Brazil dominates Spain to win the Confederations Cup

RIO DE JANEIRO — Brazilian boss Luiz Felipe Scolari said he wanted to send a message. We got it, loud and clear: Brazil are back.

It didn’t take the emphatic and historic 3-0 win over Spain to realize things were finally coming together for the Selecao, but for the crowd at the Maracana and the tens of millions more green-and-gold devotees, it was a nice exclamation mark.

The antidote to La Roja was neither sophisticated nor unexpected. But sometimes it’s not about coming up with a brilliant plan; it’s about executing a simple plan well. And ensuring the breaks go your way.


Brazil were fresher. They had an extra day to prepare and were not coming off the brutal 120 minutes-plus penalty that Spain had to deal with Thursday against Italy in Salvador. So Scolari amped up the tempo, instilling a frenetic pace — by Brazil standards — in the first 20 minutes that seemed to stun Spain. The Selecao went as physical as referee Bjorn Kuipers would allow, and they did it intelligently.

Sure, Fred’s early goal made things a heck of a lot easier. It brought the crowd into the match straight away, it gave them a spring in their step. But even without that score after just two minutes, you could tell Spain were rattled.

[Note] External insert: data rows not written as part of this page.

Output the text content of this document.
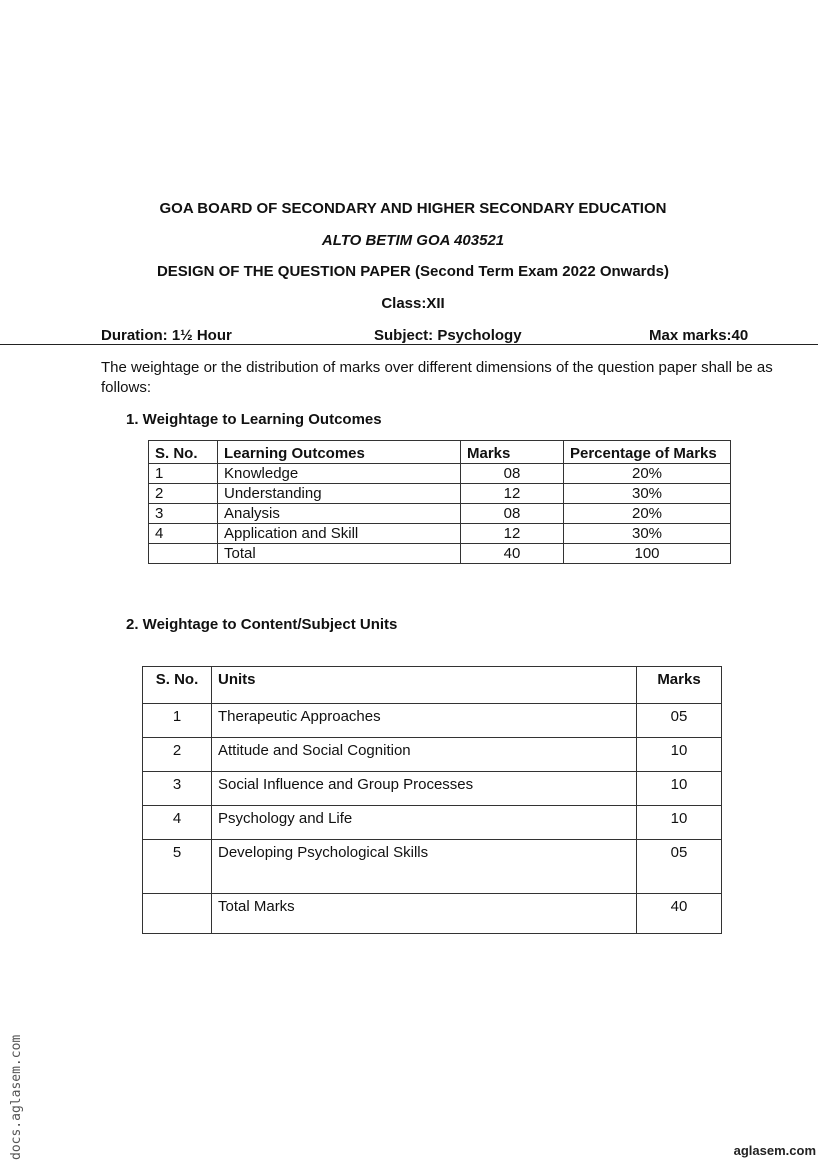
GOA BOARD OF SECONDARY AND HIGHER SECONDARY EDUCATION
ALTO BETIM GOA 403521
DESIGN OF THE QUESTION PAPER (Second Term Exam 2022 Onwards)
Class:XII
Duration: 1½ Hour	Subject: Psychology	Max marks:40
The weightage or the distribution of marks over different dimensions of the question paper shall be as follows:
1. Weightage to Learning Outcomes
S. No.	Learning Outcomes	Marks	Percentage of Marks
1	Knowledge	08	20%
2	Understanding	12	30%
3	Analysis	08	20%
4	Application and Skill	12	30%
	Total	40	100
2. Weightage to Content/Subject Units
S. No.	Units	Marks
1	Therapeutic Approaches	05
2	Attitude and Social Cognition	10
3	Social Influence and Group Processes	10
4	Psychology and Life	10
5	Developing Psychological Skills	05
	Total Marks	40
docs.aglasem.com	aglasem.com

Of course, nobody can play at that pace for the entire game. Not without taking huge risks on the counterattack. And this is where Brazil got the rub of the green. Four minutes from halftime David Luiz’s dramatic goal-line clearance avoided the equalizer. And shortly thereafter, Neymar, gambling on being offside, made it 2-0.

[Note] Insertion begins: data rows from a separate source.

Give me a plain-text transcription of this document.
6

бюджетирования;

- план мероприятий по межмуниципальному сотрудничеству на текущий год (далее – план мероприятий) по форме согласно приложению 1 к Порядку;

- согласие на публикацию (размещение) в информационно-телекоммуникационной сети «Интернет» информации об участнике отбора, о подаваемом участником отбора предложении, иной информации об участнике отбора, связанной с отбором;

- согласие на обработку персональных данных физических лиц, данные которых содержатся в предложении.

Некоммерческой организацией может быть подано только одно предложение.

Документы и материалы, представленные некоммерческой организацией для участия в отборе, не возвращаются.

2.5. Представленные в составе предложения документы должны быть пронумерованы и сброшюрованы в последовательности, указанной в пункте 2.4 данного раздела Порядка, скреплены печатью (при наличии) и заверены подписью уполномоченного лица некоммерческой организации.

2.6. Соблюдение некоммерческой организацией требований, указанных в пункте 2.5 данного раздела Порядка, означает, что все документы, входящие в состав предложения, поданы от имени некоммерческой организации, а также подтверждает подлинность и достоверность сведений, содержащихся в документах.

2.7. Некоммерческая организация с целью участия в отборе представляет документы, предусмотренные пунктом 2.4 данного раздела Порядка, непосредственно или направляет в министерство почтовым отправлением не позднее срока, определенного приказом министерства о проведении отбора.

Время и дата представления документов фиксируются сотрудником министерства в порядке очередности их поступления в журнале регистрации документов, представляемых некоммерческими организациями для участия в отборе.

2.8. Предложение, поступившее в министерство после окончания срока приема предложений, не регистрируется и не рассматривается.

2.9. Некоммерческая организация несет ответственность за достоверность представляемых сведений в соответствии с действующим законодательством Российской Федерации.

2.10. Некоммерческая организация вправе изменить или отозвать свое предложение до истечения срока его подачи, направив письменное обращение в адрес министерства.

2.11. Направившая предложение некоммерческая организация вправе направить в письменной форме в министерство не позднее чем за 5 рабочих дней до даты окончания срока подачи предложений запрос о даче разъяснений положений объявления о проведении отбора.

Needless to say, the sequence changed the game. The hill Spain needed to climb became a whole mountain range. And Scolari was able to reset Brazil’s tempo, bringing it back in line with a pace at which they felt comfortable.


The death of Tiki-taka?

You’ll read plenty now about the demise of Spain and the death of Tiki-taka. Take it with a grain of salt.

Brazil played well and had few breaks go against them. On the day, they were the better team. And Vicente Del Bosque made some choices that were questionable at best.

You may recall that in my preview I made the point that too many options can be a bad thing. For Del Bosque, evidently, they were. This was not a game for Juan Mata’s skill set — not in the way it panned out in the early going anyway. (Maybe one day we’ll figure out what was really up with Cesc Fabregas, who remained on the bench.) Picking on Fernando Torres is a national sport in some places. The best you can say is that, against Brazil, apart from one gorgeous reverse pass that led to David Luiz’s goal-line clearance, he contributed very little.

Would Roberto Soldado or David Villa have done better? It’s the benefit of hindsight. And the price you pay for having too many options.

But it’s worth remembering that, despite the conditions, despite the hostile crowd, despite Del Bosque’s backfiring choices, despite Brazil’s performance, Spain still missed a penalty and were denied by a superhuman Luiz. These guys might not win back-to-back World Cups when they return here next summer, but they’ll come close.


Neymar living up to the hype

This was supposed to be Neymar’s coming out party against top European opposition and he lived up to the hype. Any Eurosnobs harboring doubts ahead of his huge move to Barcelona may want to think again.

Critics will point out aspects of his game that need to change. He goes down too easily even when it’s unnecessary. He could muscle up a bit. But watching him in person, in full flight, you can see just why some put him in the same conversation as Cristiano Ronaldo and Lionel Messi.

Compared to the other two, Neymar lacks their finishing (for now… he’s genuinely two-footed and it’s an area where he can improve) and their presence (yes, Messi might be small, but he has plenty of presence). But in terms of vision and unselfishness, he might be ahead of them. The ease with which he sees and executes passes to teammates with an array of deft, creative touches — often delivered in full flight — is, frankly, terrifying.